To get around this, the researchers used pancreatic tissues from people who had died right after being diagnosed with type 1 diabetes. The patients had donated their organs to the Juvenile Diabetes Research Foundation. This collection of pancreases helped the team see what was going on in the early stages of the disorder. The pancreases had a significant buildup of something called hyaluronic acid, which is often found in areas of inflammation. And the build-up was most notable near the pancreatic beta cells — the ones that make insulin.
This image shows a mouse's pancreatic cells, which have produced insulin (stained brown). The mouse, which was engineered to develop type 1 diabetes, was treated with hymecromone for seven weeks. (JCI)
This buildup may be helping the immune system do extra damage to the pancreas, Bollyky says. Hyaluronic acid is instrumental in causing sites to swell; it soaks up water and increases fluid buildup. It also makes inflammation worse by suppressing the body's regulatory T cells, which help to keep the immune system in check. "Think of your immune system as an army, and the regulatory T cells are the military police," said Bollyky. "If a marauding army conquers a new area, there's lots of pillaging going on afterward, so you need military police to keep that from happening.

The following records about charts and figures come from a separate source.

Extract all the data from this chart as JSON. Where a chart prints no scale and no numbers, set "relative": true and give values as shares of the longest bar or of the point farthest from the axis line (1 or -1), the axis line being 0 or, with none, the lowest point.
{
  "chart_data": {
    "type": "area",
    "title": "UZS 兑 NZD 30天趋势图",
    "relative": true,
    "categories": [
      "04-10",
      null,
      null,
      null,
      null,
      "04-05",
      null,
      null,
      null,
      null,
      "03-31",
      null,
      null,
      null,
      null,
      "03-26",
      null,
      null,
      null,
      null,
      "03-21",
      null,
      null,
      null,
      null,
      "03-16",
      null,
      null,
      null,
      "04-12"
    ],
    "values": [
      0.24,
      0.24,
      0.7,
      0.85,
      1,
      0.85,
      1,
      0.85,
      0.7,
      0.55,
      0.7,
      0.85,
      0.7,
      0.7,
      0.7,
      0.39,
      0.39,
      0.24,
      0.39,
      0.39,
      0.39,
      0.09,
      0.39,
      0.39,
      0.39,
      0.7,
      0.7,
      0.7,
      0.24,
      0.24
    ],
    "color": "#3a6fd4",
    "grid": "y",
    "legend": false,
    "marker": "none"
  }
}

They rein in the army and make them behave."
But without the regulatory T cells, the immune system can damage otherwise healthy cells. Bollyky thinks the hyaluronic acid is preventing the regulatory T cells from showing up in the pancreas, so the immune system isn’t being told to stand down from a person’s own body. The Stanford researchers wondered if getting rid of the hyaluronic acid would allow the regulatory T cells to restore balance
So they turned to a drug called hymecromone, which is already used in Europe and Asia to treat complications associated with gallstones. It also has the side effect of shutting down hyaluronic acid production. The researchers tested out hymecromone's abilities by giving it to mice that had immune systems engineered to attack the pancreatic beta cells.
Hymecromone may be safe for use overseas, but it hasn't been approved yet by the FDA.

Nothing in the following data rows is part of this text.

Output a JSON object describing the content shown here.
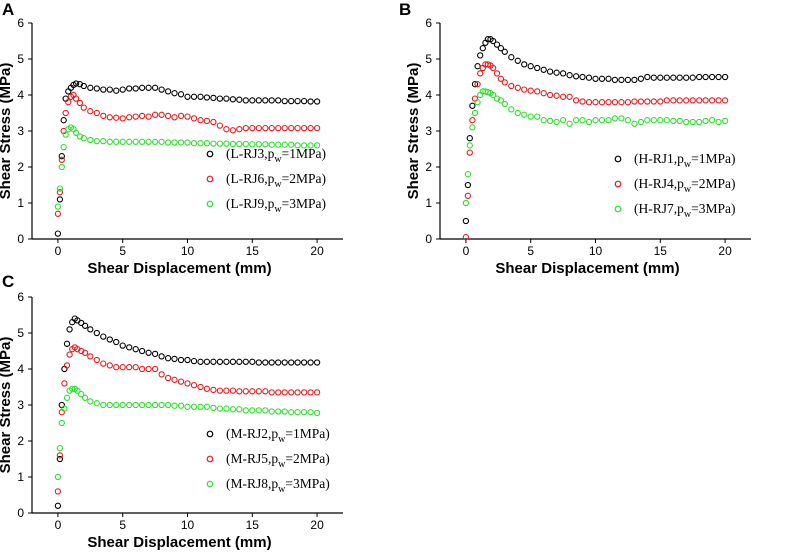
{
  "figure": {
    "colors": {
      "black": "#000000",
      "red": "#e8191b",
      "green": "#2ce02c"
    }
  },
  "chart_data": [
    {
      "panel": "A",
      "type": "scatter",
      "xlabel": "Shear Displacement (mm)",
      "ylabel": "Shear Stress (MPa)",
      "xlim": [
        -2,
        22
      ],
      "ylim": [
        0,
        6
      ],
      "xticks": [
        "0",
        "5",
        "10",
        "15",
        "20"
      ],
      "yticks": [
        "0",
        "1",
        "2",
        "3",
        "4",
        "5",
        "6"
      ],
      "legend_position": "right-middle",
      "series": [
        {
          "name": "L-RJ3",
          "legend": "(L-RJ3,p",
          "legend_sub": "w",
          "legend_end": "=1MPa)",
          "color": "black",
          "x": [
            0,
            0.15,
            0.3,
            0.45,
            0.6,
            0.8,
            1.0,
            1.2,
            1.4,
            1.7,
            2.0,
            2.5,
            3,
            3.5,
            4,
            4.5,
            5,
            5.5,
            6,
            6.5,
            7,
            7.5,
            8,
            8.5,
            9,
            9.5,
            10,
            10.5,
            11,
            11.5,
            12,
            12.5,
            13,
            13.5,
            14,
            14.5,
            15,
            15.5,
            16,
            16.5,
            17,
            17.5,
            18,
            18.5,
            19,
            19.5,
            20
          ],
          "y": [
            0.15,
            1.1,
            2.3,
            3.3,
            3.9,
            4.1,
            4.2,
            4.28,
            4.32,
            4.3,
            4.25,
            4.2,
            4.18,
            4.15,
            4.15,
            4.12,
            4.15,
            4.18,
            4.18,
            4.2,
            4.2,
            4.2,
            4.15,
            4.1,
            4.05,
            4.02,
            3.95,
            3.95,
            3.95,
            3.93,
            3.92,
            3.9,
            3.9,
            3.88,
            3.87,
            3.85,
            3.85,
            3.85,
            3.85,
            3.85,
            3.85,
            3.83,
            3.83,
            3.83,
            3.83,
            3.82,
            3.82
          ]
        },
        {
          "name": "L-RJ6",
          "legend": "(L-RJ6,p",
          "legend_sub": "w",
          "legend_end": "=2MPa)",
          "color": "red",
          "x": [
            0,
            0.15,
            0.3,
            0.45,
            0.6,
            0.8,
            1.0,
            1.2,
            1.4,
            1.7,
            2.0,
            2.5,
            3,
            3.5,
            4,
            4.5,
            5,
            5.5,
            6,
            6.5,
            7,
            7.5,
            8,
            8.5,
            9,
            9.5,
            10,
            10.5,
            11,
            11.5,
            12,
            12.5,
            13,
            13.5,
            14,
            14.5,
            15,
            15.5,
            16,
            16.5,
            17,
            17.5,
            18,
            18.5,
            19,
            19.5,
            20
          ],
          "y": [
            0.7,
            1.3,
            2.2,
            3.0,
            3.5,
            3.8,
            3.95,
            4.0,
            3.9,
            3.78,
            3.65,
            3.55,
            3.5,
            3.42,
            3.38,
            3.37,
            3.35,
            3.38,
            3.4,
            3.42,
            3.4,
            3.45,
            3.45,
            3.42,
            3.38,
            3.42,
            3.4,
            3.35,
            3.3,
            3.28,
            3.25,
            3.15,
            3.05,
            3.02,
            3.05,
            3.08,
            3.08,
            3.08,
            3.08,
            3.08,
            3.08,
            3.08,
            3.08,
            3.08,
            3.08,
            3.08,
            3.08
          ]
        },
        {
          "name": "L-RJ9",
          "legend": "(L-RJ9,p",
          "legend_sub": "w",
          "legend_end": "=3MPa)",
          "color": "green",
          "x": [
            0,
            0.15,
            0.3,
            0.45,
            0.6,
            0.8,
            1.0,
            1.2,
            1.4,
            1.7,
            2.0,
            2.5,
            3,
            3.5,
            4,
            4.5,
            5,
            5.5,
            6,
            6.5,
            7,
            7.5,
            8,
            8.5,
            9,
            9.5,
            10,
            10.5,
            11,
            11.5,
            12,
            12.5,
            13,
            13.5,
            14,
            14.5,
            15,
            15.5,
            16,
            16.5,
            17,
            17.5,
            18,
            18.5,
            19,
            19.5,
            20
          ],
          "y": [
            0.9,
            1.4,
            2.0,
            2.55,
            2.9,
            3.05,
            3.1,
            3.05,
            2.95,
            2.85,
            2.8,
            2.75,
            2.72,
            2.72,
            2.7,
            2.7,
            2.7,
            2.7,
            2.7,
            2.7,
            2.7,
            2.7,
            2.7,
            2.68,
            2.68,
            2.68,
            2.68,
            2.66,
            2.66,
            2.66,
            2.65,
            2.65,
            2.65,
            2.64,
            2.64,
            2.64,
            2.63,
            2.63,
            2.63,
            2.62,
            2.62,
            2.62,
            2.62,
            2.6,
            2.6,
            2.6,
            2.6
          ]
        }
      ]
    },
    {
      "panel": "B",
      "type": "scatter",
      "xlabel": "Shear Displacement (mm)",
      "ylabel": "Shear Stress (MPa)",
      "xlim": [
        -2,
        22
      ],
      "ylim": [
        0,
        6
      ],
      "xticks": [
        "0",
        "5",
        "10",
        "15",
        "20"
      ],
      "yticks": [
        "0",
        "1",
        "2",
        "3",
        "4",
        "5",
        "6"
      ],
      "legend_position": "right-lower",
      "series": [
        {
          "name": "H-RJ1",
          "legend": "(H-RJ1,p",
          "legend_sub": "w",
          "legend_end": "=1MPa)",
          "color": "black",
          "x": [
            0,
            0.15,
            0.3,
            0.5,
            0.7,
            0.9,
            1.1,
            1.3,
            1.5,
            1.7,
            1.9,
            2.1,
            2.4,
            2.7,
            3,
            3.5,
            4,
            4.5,
            5,
            5.5,
            6,
            6.5,
            7,
            7.5,
            8,
            8.5,
            9,
            9.5,
            10,
            10.5,
            11,
            11.5,
            12,
            12.5,
            13,
            13.5,
            14,
            14.5,
            15,
            15.5,
            16,
            16.5,
            17,
            17.5,
            18,
            18.5,
            19,
            19.5,
            20
          ],
          "y": [
            0.5,
            1.5,
            2.8,
            3.7,
            4.3,
            4.8,
            5.1,
            5.3,
            5.45,
            5.55,
            5.55,
            5.5,
            5.4,
            5.3,
            5.2,
            5.05,
            4.95,
            4.85,
            4.8,
            4.75,
            4.7,
            4.65,
            4.62,
            4.6,
            4.55,
            4.52,
            4.5,
            4.48,
            4.45,
            4.45,
            4.45,
            4.42,
            4.42,
            4.42,
            4.42,
            4.45,
            4.5,
            4.48,
            4.48,
            4.48,
            4.48,
            4.48,
            4.48,
            4.48,
            4.5,
            4.5,
            4.5,
            4.5,
            4.5
          ]
        },
        {
          "name": "H-RJ4",
          "legend": "(H-RJ4,p",
          "legend_sub": "w",
          "legend_end": "=2MPa)",
          "color": "red",
          "x": [
            0,
            0.15,
            0.3,
            0.5,
            0.7,
            0.9,
            1.1,
            1.3,
            1.5,
            1.7,
            1.9,
            2.1,
            2.4,
            2.7,
            3,
            3.5,
            4,
            4.5,
            5,
            5.5,
            6,
            6.5,
            7,
            7.5,
            8,
            8.5,
            9,
            9.5,
            10,
            10.5,
            11,
            11.5,
            12,
            12.5,
            13,
            13.5,
            14,
            14.5,
            15,
            15.5,
            16,
            16.5,
            17,
            17.5,
            18,
            18.5,
            19,
            19.5,
            20
          ],
          "y": [
            0.05,
            1.2,
            2.4,
            3.3,
            3.9,
            4.3,
            4.6,
            4.75,
            4.85,
            4.85,
            4.82,
            4.75,
            4.6,
            4.45,
            4.35,
            4.25,
            4.2,
            4.15,
            4.12,
            4.1,
            4.05,
            4.0,
            3.98,
            3.95,
            3.95,
            3.85,
            3.82,
            3.8,
            3.8,
            3.8,
            3.8,
            3.8,
            3.8,
            3.8,
            3.82,
            3.82,
            3.82,
            3.82,
            3.82,
            3.85,
            3.85,
            3.85,
            3.85,
            3.85,
            3.85,
            3.85,
            3.85,
            3.85,
            3.85
          ]
        },
        {
          "name": "H-RJ7",
          "legend": "(H-RJ7,p",
          "legend_sub": "w",
          "legend_end": "=3MPa)",
          "color": "green",
          "x": [
            0,
            0.15,
            0.3,
            0.5,
            0.7,
            0.9,
            1.1,
            1.3,
            1.5,
            1.7,
            1.9,
            2.1,
            2.4,
            2.7,
            3,
            3.5,
            4,
            4.5,
            5,
            5.5,
            6,
            6.5,
            7,
            7.5,
            8,
            8.5,
            9,
            9.5,
            10,
            10.5,
            11,
            11.5,
            12,
            12.5,
            13,
            13.5,
            14,
            14.5,
            15,
            15.5,
            16,
            16.5,
            17,
            17.5,
            18,
            18.5,
            19,
            19.5,
            20
          ],
          "y": [
            1.0,
            1.8,
            2.6,
            3.1,
            3.5,
            3.8,
            4.0,
            4.1,
            4.1,
            4.08,
            4.05,
            4.0,
            3.9,
            3.85,
            3.75,
            3.6,
            3.5,
            3.45,
            3.4,
            3.4,
            3.3,
            3.28,
            3.25,
            3.3,
            3.2,
            3.3,
            3.3,
            3.25,
            3.3,
            3.3,
            3.3,
            3.35,
            3.35,
            3.3,
            3.2,
            3.25,
            3.3,
            3.3,
            3.3,
            3.3,
            3.28,
            3.28,
            3.25,
            3.25,
            3.25,
            3.28,
            3.3,
            3.25,
            3.28
          ]
        }
      ]
    },
    {
      "panel": "C",
      "type": "scatter",
      "xlabel": "Shear Displacement (mm)",
      "ylabel": "Shear Stress (MPa)",
      "xlim": [
        -2,
        22
      ],
      "ylim": [
        0,
        6
      ],
      "xticks": [
        "0",
        "5",
        "10",
        "15",
        "20"
      ],
      "yticks": [
        "0",
        "1",
        "2",
        "3",
        "4",
        "5",
        "6"
      ],
      "legend_position": "right-lower",
      "series": [
        {
          "name": "M-RJ2",
          "legend": "(M-RJ2,p",
          "legend_sub": "w",
          "legend_end": "=1MPa)",
          "color": "black",
          "x": [
            0,
            0.15,
            0.3,
            0.5,
            0.7,
            0.9,
            1.1,
            1.3,
            1.5,
            1.8,
            2.1,
            2.5,
            3,
            3.5,
            4,
            4.5,
            5,
            5.5,
            6,
            6.5,
            7,
            7.5,
            8,
            8.5,
            9,
            9.5,
            10,
            10.5,
            11,
            11.5,
            12,
            12.5,
            13,
            13.5,
            14,
            14.5,
            15,
            15.5,
            16,
            16.5,
            17,
            17.5,
            18,
            18.5,
            19,
            19.5,
            20
          ],
          "y": [
            0.2,
            1.5,
            3.0,
            4.0,
            4.7,
            5.1,
            5.3,
            5.4,
            5.35,
            5.28,
            5.2,
            5.1,
            5.0,
            4.9,
            4.82,
            4.75,
            4.65,
            4.6,
            4.55,
            4.5,
            4.45,
            4.42,
            4.35,
            4.3,
            4.28,
            4.25,
            4.25,
            4.22,
            4.2,
            4.2,
            4.2,
            4.2,
            4.2,
            4.2,
            4.2,
            4.2,
            4.2,
            4.18,
            4.18,
            4.18,
            4.18,
            4.18,
            4.18,
            4.18,
            4.18,
            4.18,
            4.18
          ]
        },
        {
          "name": "M-RJ5",
          "legend": "(M-RJ5,p",
          "legend_sub": "w",
          "legend_end": "=2MPa)",
          "color": "red",
          "x": [
            0,
            0.15,
            0.3,
            0.5,
            0.7,
            0.9,
            1.1,
            1.3,
            1.5,
            1.8,
            2.1,
            2.5,
            3,
            3.5,
            4,
            4.5,
            5,
            5.5,
            6,
            6.5,
            7,
            7.5,
            8,
            8.5,
            9,
            9.5,
            10,
            10.5,
            11,
            11.5,
            12,
            12.5,
            13,
            13.5,
            14,
            14.5,
            15,
            15.5,
            16,
            16.5,
            17,
            17.5,
            18,
            18.5,
            19,
            19.5,
            20
          ],
          "y": [
            0.6,
            1.6,
            2.8,
            3.6,
            4.1,
            4.4,
            4.55,
            4.6,
            4.55,
            4.5,
            4.45,
            4.35,
            4.25,
            4.15,
            4.1,
            4.05,
            4.05,
            4.05,
            4.05,
            4.0,
            4.0,
            4.0,
            3.85,
            3.75,
            3.7,
            3.65,
            3.6,
            3.55,
            3.5,
            3.45,
            3.42,
            3.4,
            3.4,
            3.4,
            3.38,
            3.38,
            3.38,
            3.38,
            3.38,
            3.35,
            3.35,
            3.35,
            3.35,
            3.35,
            3.35,
            3.35,
            3.35
          ]
        },
        {
          "name": "M-RJ8",
          "legend": "(M-RJ8,p",
          "legend_sub": "w",
          "legend_end": "=3MPa)",
          "color": "green",
          "x": [
            0,
            0.15,
            0.3,
            0.5,
            0.7,
            0.9,
            1.1,
            1.3,
            1.5,
            1.8,
            2.1,
            2.5,
            3,
            3.5,
            4,
            4.5,
            5,
            5.5,
            6,
            6.5,
            7,
            7.5,
            8,
            8.5,
            9,
            9.5,
            10,
            10.5,
            11,
            11.5,
            12,
            12.5,
            13,
            13.5,
            14,
            14.5,
            15,
            15.5,
            16,
            16.5,
            17,
            17.5,
            18,
            18.5,
            19,
            19.5,
            20
          ],
          "y": [
            1.0,
            1.8,
            2.5,
            2.9,
            3.2,
            3.4,
            3.45,
            3.45,
            3.4,
            3.3,
            3.2,
            3.1,
            3.05,
            3.0,
            3.0,
            3.0,
            3.0,
            3.0,
            3.0,
            3.0,
            3.0,
            3.0,
            3.0,
            3.0,
            2.98,
            2.98,
            2.95,
            2.95,
            2.95,
            2.95,
            2.92,
            2.9,
            2.9,
            2.88,
            2.88,
            2.85,
            2.85,
            2.85,
            2.85,
            2.82,
            2.82,
            2.82,
            2.8,
            2.8,
            2.8,
            2.8,
            2.78
          ]
        }
      ]
    }
  ]
}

In the mice taking the drug, the regulatory T cells showed up in the pancreas and subdued the overactive immune response. The immune cells still stayed in the pancreas, but they didn't touch the beta cells. "The invading army doesn’t go anywhere, but all of a sudden it becomes respectful," said Bollyky. "It's respectful inflammation that's not destroying your beta cells anymore."
Perhaps the biggest hurdle the researchers have to overcome is showing the drug works the same in humans. Bollyky says they’re moving on to human clinical trials soon. But only a small percentage of drugs make receive full FDA approval. Only a third of drugs that enter the second stage of clinical testing typically required by US regulators move on to final stage. Bollyky says he’s confident that the drug will at least be considered safe, since it’s already used abroad. However, rodents and humans aren’t the same, so what works for one animal may not work for the other.

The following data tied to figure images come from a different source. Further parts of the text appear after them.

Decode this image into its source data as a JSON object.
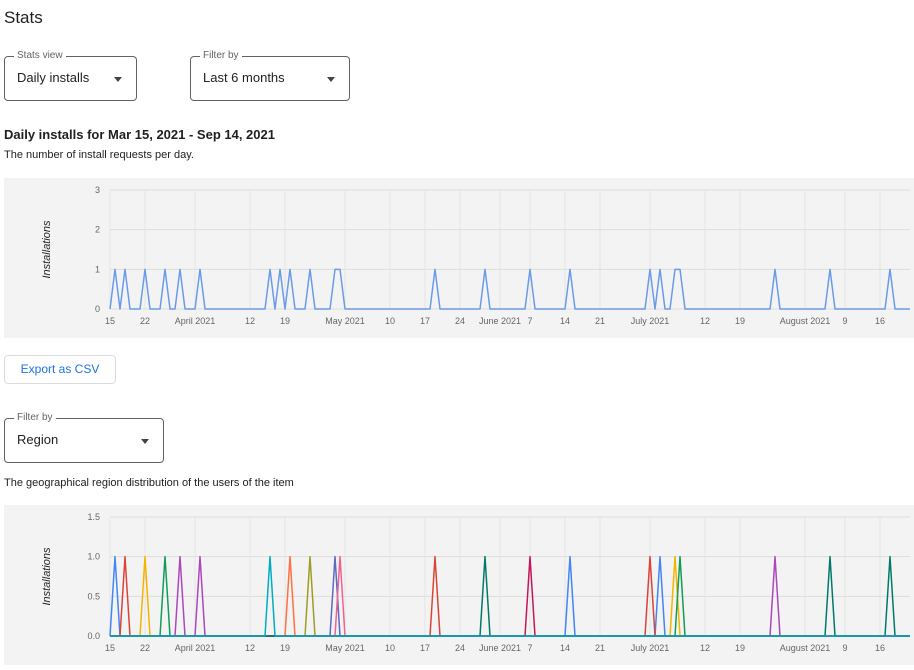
{
  "page": {
    "title": "Stats",
    "stats_view": {
      "label": "Stats view",
      "value": "Daily installs"
    },
    "period": {
      "label": "Filter by",
      "value": "Last 6 months"
    },
    "export": "Export as CSV",
    "region": {
      "label": "Filter by",
      "value": "Region"
    }
  },
  "chart_data": [
    {
      "type": "line",
      "title": "Daily installs for Mar 15, 2021 - Sep 14, 2021",
      "subtitle": "The number of install requests per day.",
      "y_label": "Installations",
      "ylim": [
        0,
        3
      ],
      "yticks": [
        0,
        1,
        2,
        3
      ],
      "xlim": [
        "2021-03-15",
        "2021-08-22"
      ],
      "xticks": [
        {
          "value": "2021-03-15",
          "label": "15"
        },
        {
          "value": "2021-03-22",
          "label": "22"
        },
        {
          "value": "2021-04-01",
          "label": "April 2021"
        },
        {
          "value": "2021-04-12",
          "label": "12"
        },
        {
          "value": "2021-04-19",
          "label": "19"
        },
        {
          "value": "2021-05-01",
          "label": "May 2021"
        },
        {
          "value": "2021-05-10",
          "label": "10"
        },
        {
          "value": "2021-05-17",
          "label": "17"
        },
        {
          "value": "2021-05-24",
          "label": "24"
        },
        {
          "value": "2021-06-01",
          "label": "June 2021"
        },
        {
          "value": "2021-06-07",
          "label": "7"
        },
        {
          "value": "2021-06-14",
          "label": "14"
        },
        {
          "value": "2021-06-21",
          "label": "21"
        },
        {
          "value": "2021-07-01",
          "label": "July 2021"
        },
        {
          "value": "2021-07-12",
          "label": "12"
        },
        {
          "value": "2021-07-19",
          "label": "19"
        },
        {
          "value": "2021-08-01",
          "label": "August 2021"
        },
        {
          "value": "2021-08-09",
          "label": "9"
        },
        {
          "value": "2021-08-16",
          "label": "16"
        }
      ],
      "grid": true,
      "series": [
        {
          "color": "#6b9be8",
          "x": [
            "2021-03-15",
            "2021-03-16",
            "2021-03-17",
            "2021-03-18",
            "2021-03-19",
            "2021-03-21",
            "2021-03-22",
            "2021-03-23",
            "2021-03-25",
            "2021-03-26",
            "2021-03-27",
            "2021-03-28",
            "2021-03-29",
            "2021-03-30",
            "2021-04-01",
            "2021-04-02",
            "2021-04-03",
            "2021-04-15",
            "2021-04-16",
            "2021-04-17",
            "2021-04-18",
            "2021-04-19",
            "2021-04-20",
            "2021-04-21",
            "2021-04-23",
            "2021-04-24",
            "2021-04-25",
            "2021-04-28",
            "2021-04-29",
            "2021-04-30",
            "2021-05-01",
            "2021-05-18",
            "2021-05-19",
            "2021-05-20",
            "2021-05-28",
            "2021-05-29",
            "2021-05-30",
            "2021-06-06",
            "2021-06-07",
            "2021-06-08",
            "2021-06-14",
            "2021-06-15",
            "2021-06-16",
            "2021-06-30",
            "2021-07-01",
            "2021-07-02",
            "2021-07-03",
            "2021-07-04",
            "2021-07-05",
            "2021-07-06",
            "2021-07-07",
            "2021-07-08",
            "2021-07-25",
            "2021-07-26",
            "2021-07-27",
            "2021-08-05",
            "2021-08-06",
            "2021-08-07",
            "2021-08-17",
            "2021-08-18",
            "2021-08-19",
            "2021-08-22"
          ],
          "values": [
            0,
            1,
            0,
            1,
            0,
            0,
            1,
            0,
            0,
            1,
            0,
            0,
            1,
            0,
            0,
            1,
            0,
            0,
            1,
            0,
            1,
            0,
            1,
            0,
            0,
            1,
            0,
            0,
            1,
            1,
            0,
            0,
            1,
            0,
            0,
            1,
            0,
            0,
            1,
            0,
            0,
            1,
            0,
            0,
            1,
            0,
            1,
            0,
            0,
            1,
            1,
            0,
            0,
            1,
            0,
            0,
            1,
            0,
            0,
            1,
            0,
            0
          ]
        }
      ]
    },
    {
      "type": "line",
      "subtitle": "The geographical region distribution of the users of the item",
      "y_label": "Installations",
      "ylim": [
        0,
        1.5
      ],
      "yticks": [
        {
          "value": 0,
          "label": "0.0"
        },
        {
          "value": 0.5,
          "label": "0.5"
        },
        {
          "value": 1,
          "label": "1.0"
        },
        {
          "value": 1.5,
          "label": "1.5"
        }
      ],
      "xlim": [
        "2021-03-15",
        "2021-08-22"
      ],
      "xticks": [
        {
          "value": "2021-03-15",
          "label": "15"
        },
        {
          "value": "2021-03-22",
          "label": "22"
        },
        {
          "value": "2021-04-01",
          "label": "April 2021"
        },
        {
          "value": "2021-04-12",
          "label": "12"
        },
        {
          "value": "2021-04-19",
          "label": "19"
        },
        {
          "value": "2021-05-01",
          "label": "May 2021"
        },
        {
          "value": "2021-05-10",
          "label": "10"
        },
        {
          "value": "2021-05-17",
          "label": "17"
        },
        {
          "value": "2021-05-24",
          "label": "24"
        },
        {
          "value": "2021-06-01",
          "label": "June 2021"
        },
        {
          "value": "2021-06-07",
          "label": "7"
        },
        {
          "value": "2021-06-14",
          "label": "14"
        },
        {
          "value": "2021-06-21",
          "label": "21"
        },
        {
          "value": "2021-07-01",
          "label": "July 2021"
        },
        {
          "value": "2021-07-12",
          "label": "12"
        },
        {
          "value": "2021-07-19",
          "label": "19"
        },
        {
          "value": "2021-08-01",
          "label": "August 2021"
        },
        {
          "value": "2021-08-09",
          "label": "9"
        },
        {
          "value": "2021-08-16",
          "label": "16"
        }
      ],
      "grid": true,
      "series": [
        {
          "color": "#4285f4",
          "x": [
            "2021-03-15",
            "2021-03-16",
            "2021-03-17",
            "2021-06-14",
            "2021-06-15",
            "2021-06-16",
            "2021-07-02",
            "2021-07-03",
            "2021-07-04",
            "2021-08-22"
          ],
          "values": [
            0,
            1,
            0,
            0,
            1,
            0,
            0,
            1,
            0,
            0
          ]
        },
        {
          "color": "#db4437",
          "x": [
            "2021-03-15",
            "2021-03-17",
            "2021-03-18",
            "2021-03-19",
            "2021-05-18",
            "2021-05-19",
            "2021-05-20",
            "2021-06-30",
            "2021-07-01",
            "2021-07-02",
            "2021-08-22"
          ],
          "values": [
            0,
            0,
            1,
            0,
            0,
            1,
            0,
            0,
            1,
            0,
            0
          ]
        },
        {
          "color": "#f4b400",
          "x": [
            "2021-03-15",
            "2021-03-21",
            "2021-03-22",
            "2021-03-23",
            "2021-07-05",
            "2021-07-06",
            "2021-07-07",
            "2021-08-22"
          ],
          "values": [
            0,
            0,
            1,
            0,
            0,
            1,
            0,
            0
          ]
        },
        {
          "color": "#0f9d58",
          "x": [
            "2021-03-15",
            "2021-03-25",
            "2021-03-26",
            "2021-03-27",
            "2021-07-06",
            "2021-07-07",
            "2021-07-08",
            "2021-08-22"
          ],
          "values": [
            0,
            0,
            1,
            0,
            0,
            1,
            0,
            0
          ]
        },
        {
          "color": "#ab47bc",
          "x": [
            "2021-03-15",
            "2021-03-28",
            "2021-03-29",
            "2021-03-30",
            "2021-04-01",
            "2021-04-02",
            "2021-04-03",
            "2021-07-25",
            "2021-07-26",
            "2021-07-27",
            "2021-08-22"
          ],
          "values": [
            0,
            0,
            1,
            0,
            0,
            1,
            0,
            0,
            1,
            0,
            0
          ]
        },
        {
          "color": "#ff7043",
          "x": [
            "2021-03-15",
            "2021-04-19",
            "2021-04-20",
            "2021-04-21",
            "2021-08-22"
          ],
          "values": [
            0,
            0,
            1,
            0,
            0
          ]
        },
        {
          "color": "#9e9d24",
          "x": [
            "2021-03-15",
            "2021-04-23",
            "2021-04-24",
            "2021-04-25",
            "2021-08-22"
          ],
          "values": [
            0,
            0,
            1,
            0,
            0
          ]
        },
        {
          "color": "#5c6bc0",
          "x": [
            "2021-03-15",
            "2021-04-28",
            "2021-04-29",
            "2021-04-30",
            "2021-08-22"
          ],
          "values": [
            0,
            0,
            1,
            0,
            0
          ]
        },
        {
          "color": "#f06292",
          "x": [
            "2021-03-15",
            "2021-04-29",
            "2021-04-30",
            "2021-05-01",
            "2021-08-22"
          ],
          "values": [
            0,
            0,
            1,
            0,
            0
          ]
        },
        {
          "color": "#c2185b",
          "x": [
            "2021-03-15",
            "2021-06-06",
            "2021-06-07",
            "2021-06-08",
            "2021-08-22"
          ],
          "values": [
            0,
            0,
            1,
            0,
            0
          ]
        },
        {
          "color": "#00796b",
          "x": [
            "2021-03-15",
            "2021-05-28",
            "2021-05-29",
            "2021-05-30",
            "2021-08-05",
            "2021-08-06",
            "2021-08-07",
            "2021-08-17",
            "2021-08-18",
            "2021-08-19",
            "2021-08-22"
          ],
          "values": [
            0,
            0,
            1,
            0,
            0,
            1,
            0,
            0,
            1,
            0,
            0
          ]
        },
        {
          "color": "#00acc1",
          "x": [
            "2021-03-15",
            "2021-04-15",
            "2021-04-16",
            "2021-04-17",
            "2021-08-22"
          ],
          "values": [
            0,
            0,
            1,
            0,
            0
          ]
        }
      ]
    }
  ]
}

And then there's still a lot of work to be done before people can start using this drug to treat diabetes. While hymecromone may be safe for use overseas, it hasn't been approved yet by the U.S. Food and Drug Administration. Additionally, Bollyky wants to rework the drug so that it's something patients can take once a week. Right now, to match the mouse dosing schedule, they would have to take it multiple times a day. They’d also have to take the pill for the rest of their lives, though it might spare them insulin injections, which are a major cause of emergency room visits.